We learn a lot from the time spent in this setting but perhaps the strongest impression comes from sitting there, mostly helpless. 

Victims and perpetrators, witnesses and defendants, spectators, families and friends—all have this in common: we are at the mercy of the judge or jury.  

We are on the time schedule of the court; we sit or stand according to the judge’s instruction. Evidence is submitted and permitted (or withdrawn) according to the assessment or the whim of the presider. The judge’s temperament, knowledge, experience, and current mood all factor in to these decisions.   

At trial, legal counsel and their aides prepare as well as possible but must also be ready to improvise and switch gears when the case takes an unexpected turn.  

It can be unnerving.

What if they don’t protect me from my abuser(s)? What if they let them go free? 

What if no one believes me that I didn’t do it, or that I didn’t mean to?  What if I spend the rest of my years regretting one small mistake… 
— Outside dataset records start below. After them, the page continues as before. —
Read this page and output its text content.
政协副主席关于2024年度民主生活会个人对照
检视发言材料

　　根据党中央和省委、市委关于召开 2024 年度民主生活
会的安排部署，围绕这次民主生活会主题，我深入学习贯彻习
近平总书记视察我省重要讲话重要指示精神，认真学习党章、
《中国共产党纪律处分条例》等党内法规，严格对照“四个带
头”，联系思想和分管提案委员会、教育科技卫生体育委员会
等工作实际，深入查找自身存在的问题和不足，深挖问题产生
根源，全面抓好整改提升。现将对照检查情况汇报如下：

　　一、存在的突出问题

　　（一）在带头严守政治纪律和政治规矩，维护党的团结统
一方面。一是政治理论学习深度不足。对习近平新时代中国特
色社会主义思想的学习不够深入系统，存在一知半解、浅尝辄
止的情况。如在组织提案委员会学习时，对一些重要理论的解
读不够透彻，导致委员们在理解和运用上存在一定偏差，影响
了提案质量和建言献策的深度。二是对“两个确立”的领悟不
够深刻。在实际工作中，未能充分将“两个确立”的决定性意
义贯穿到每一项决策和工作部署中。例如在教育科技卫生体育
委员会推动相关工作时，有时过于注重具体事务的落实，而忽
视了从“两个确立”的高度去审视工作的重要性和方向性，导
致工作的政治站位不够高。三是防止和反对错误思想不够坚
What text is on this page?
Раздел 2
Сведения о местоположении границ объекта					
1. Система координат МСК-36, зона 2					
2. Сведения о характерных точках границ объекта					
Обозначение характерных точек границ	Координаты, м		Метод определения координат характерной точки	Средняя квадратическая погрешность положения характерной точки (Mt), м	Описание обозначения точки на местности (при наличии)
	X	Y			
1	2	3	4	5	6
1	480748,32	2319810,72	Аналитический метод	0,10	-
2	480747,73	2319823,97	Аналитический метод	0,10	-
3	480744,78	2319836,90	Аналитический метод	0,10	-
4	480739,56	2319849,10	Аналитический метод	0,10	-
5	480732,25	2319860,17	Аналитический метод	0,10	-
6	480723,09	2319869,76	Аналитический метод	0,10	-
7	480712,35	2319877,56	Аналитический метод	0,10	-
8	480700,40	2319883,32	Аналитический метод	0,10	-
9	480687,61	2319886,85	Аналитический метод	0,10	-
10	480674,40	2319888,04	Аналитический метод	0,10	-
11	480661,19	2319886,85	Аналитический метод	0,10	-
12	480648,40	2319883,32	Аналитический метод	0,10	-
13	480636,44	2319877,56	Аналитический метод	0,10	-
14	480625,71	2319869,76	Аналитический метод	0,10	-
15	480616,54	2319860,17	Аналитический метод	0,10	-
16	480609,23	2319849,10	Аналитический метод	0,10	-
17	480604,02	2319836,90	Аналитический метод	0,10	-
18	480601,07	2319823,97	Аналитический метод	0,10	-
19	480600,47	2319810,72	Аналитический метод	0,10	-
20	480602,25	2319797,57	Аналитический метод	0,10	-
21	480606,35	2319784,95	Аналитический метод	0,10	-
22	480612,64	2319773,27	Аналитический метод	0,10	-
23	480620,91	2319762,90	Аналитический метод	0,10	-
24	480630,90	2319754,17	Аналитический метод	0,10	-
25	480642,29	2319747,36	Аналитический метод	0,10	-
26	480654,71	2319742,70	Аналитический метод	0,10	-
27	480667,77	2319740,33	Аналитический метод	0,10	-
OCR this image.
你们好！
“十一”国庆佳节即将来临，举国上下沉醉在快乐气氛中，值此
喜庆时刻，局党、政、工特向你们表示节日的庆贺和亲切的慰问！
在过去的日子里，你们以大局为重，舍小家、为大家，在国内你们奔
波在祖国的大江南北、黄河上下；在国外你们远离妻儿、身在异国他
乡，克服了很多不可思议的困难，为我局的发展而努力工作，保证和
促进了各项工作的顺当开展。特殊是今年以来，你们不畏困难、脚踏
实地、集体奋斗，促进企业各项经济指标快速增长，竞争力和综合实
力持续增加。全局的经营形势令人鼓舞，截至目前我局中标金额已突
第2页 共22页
What if the judge decides to reopen the trial, even after it is completed?

The Final Judgment, as Christians understand it, will not be like this.  Our closest Friend will be our Advocate.  Jesus himself will stand at our side as One who knows us better than ourselves. The Gospel tells us that He made himself one of us, our Brother, and that He speaks in our defense before the Father.

During the course of our lifetimes, we have responsibilities and duties towards our spouses, our children, our parents and siblings. We owe the members of our community (and others among the human race) respect and kind consideration and we are bound to respect the laws of the land and our local municipalities.  

But at the end of our lives each one of us will have this in common: we will answer to no one but God alone. That judgment will be in a courtroom unlike any other, where all that has been hidden will be exposed.

In that “courtroom,” we will be face to face with a Judge who is perfect and never makes mistakes. This Judge is kind and entirely just and perfectly loving and who knows the ins and outs of our lives and the inner workings of our hearts better than we ourselves do.

Let us, then, entrust ourselves to the only perfectly good Judge, who is full of mercy and kindness.

The steadfast love of the Lord never ceases,
    his mercies never come to an end;
they are new every morning; great is your faithfulness.